Can Designers and Developers Work Together?

Last night I was involved in a very interesting discussion about design and development. I serve on an advisory board to the Graphic Design department at our local technical college. I was asked to join the board because they wanted a programmer's perspective. Throughout my career I've observed a tenuous relationship between designers and developers. It reminds me a little bit like cooks and waiters at a restaurant. If the costumer isn't satisfied, the cooks blame the waiters for lousy service, and the waiters blame the cooks for lousy food. Likewise, cooks might get the feeling that waiters just make their lives difficult. While waiters might think that if the cooks were a little better, they could make a lot more money. In technology developers often feel like designers really complicate things, while designers might dismiss programmers as not capable of implementing their concepts. Also, I've seen cases where programmers simply tell designers 'it can't be done' without even trying to implement a certain concept. I've also seen designers come up with some very uninformed concepts.

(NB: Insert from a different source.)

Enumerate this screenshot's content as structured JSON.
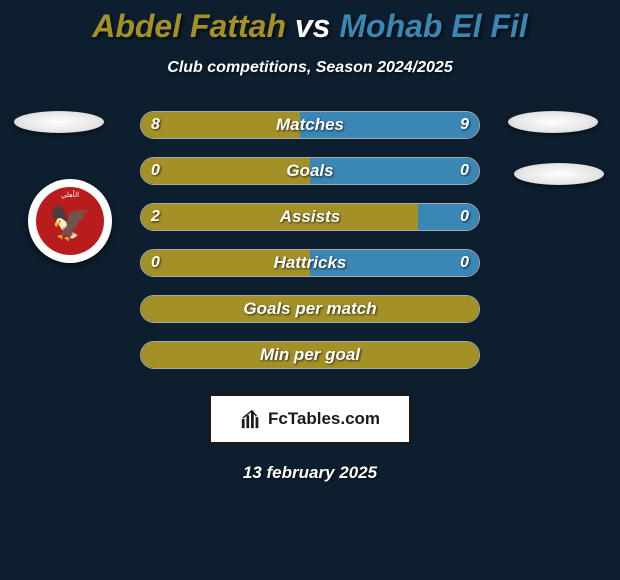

Another interesting dynamic between designers and developers is that for some reason it's very unusual to find a person who is good at both. It seems like designers are 'right-brained' and programmers are 'left-brained', and there's few and far between. If this is true, then there is little choice but for us all to figure out how to achieve a good working relationship.

I might be in a good position to offer such advice because, although I am a programmer, I consider myself a designer. The truth is that I wanted to be a designer, but my visual skills are not great (even after earning a degree in Studio Art!). I feel like I can empathize with designers. I know how important the details are to them. I really appreciate good design, and I especially appreciate working with people who are good designers.

So here is my advice to programmers: Let your designers know that you will do your very best to bring their concepts to reality. Understand that they have probably been encouraged to think outside the box, and that this is often how great innovation happens. The thing I like about working with good designers is that they will make me become a better programmer. I've often seen a design and wondered to myself, "how the heck am I going to do that?". If you are pushed out of your comfort zone, and you can come through in the end, you will appreciate the designer for helping you become better at your own craft.

And my advice to designers: Make an effort to learn about the box that developers are often forced to live within. Building applications that work well in various browsers and devices has become astronomically difficult over the years, and the harsh reality is that it's not realistic to believe that any concept can be brought to reality (especially when we all have to deal with tight budgets and deadlines). Also, striving for simplicity will endear you, not only to programmers, but also to the people who matter most, the end users.

Apparently, DBAs and Storage Admins also have a complicated relationship, according to this artice.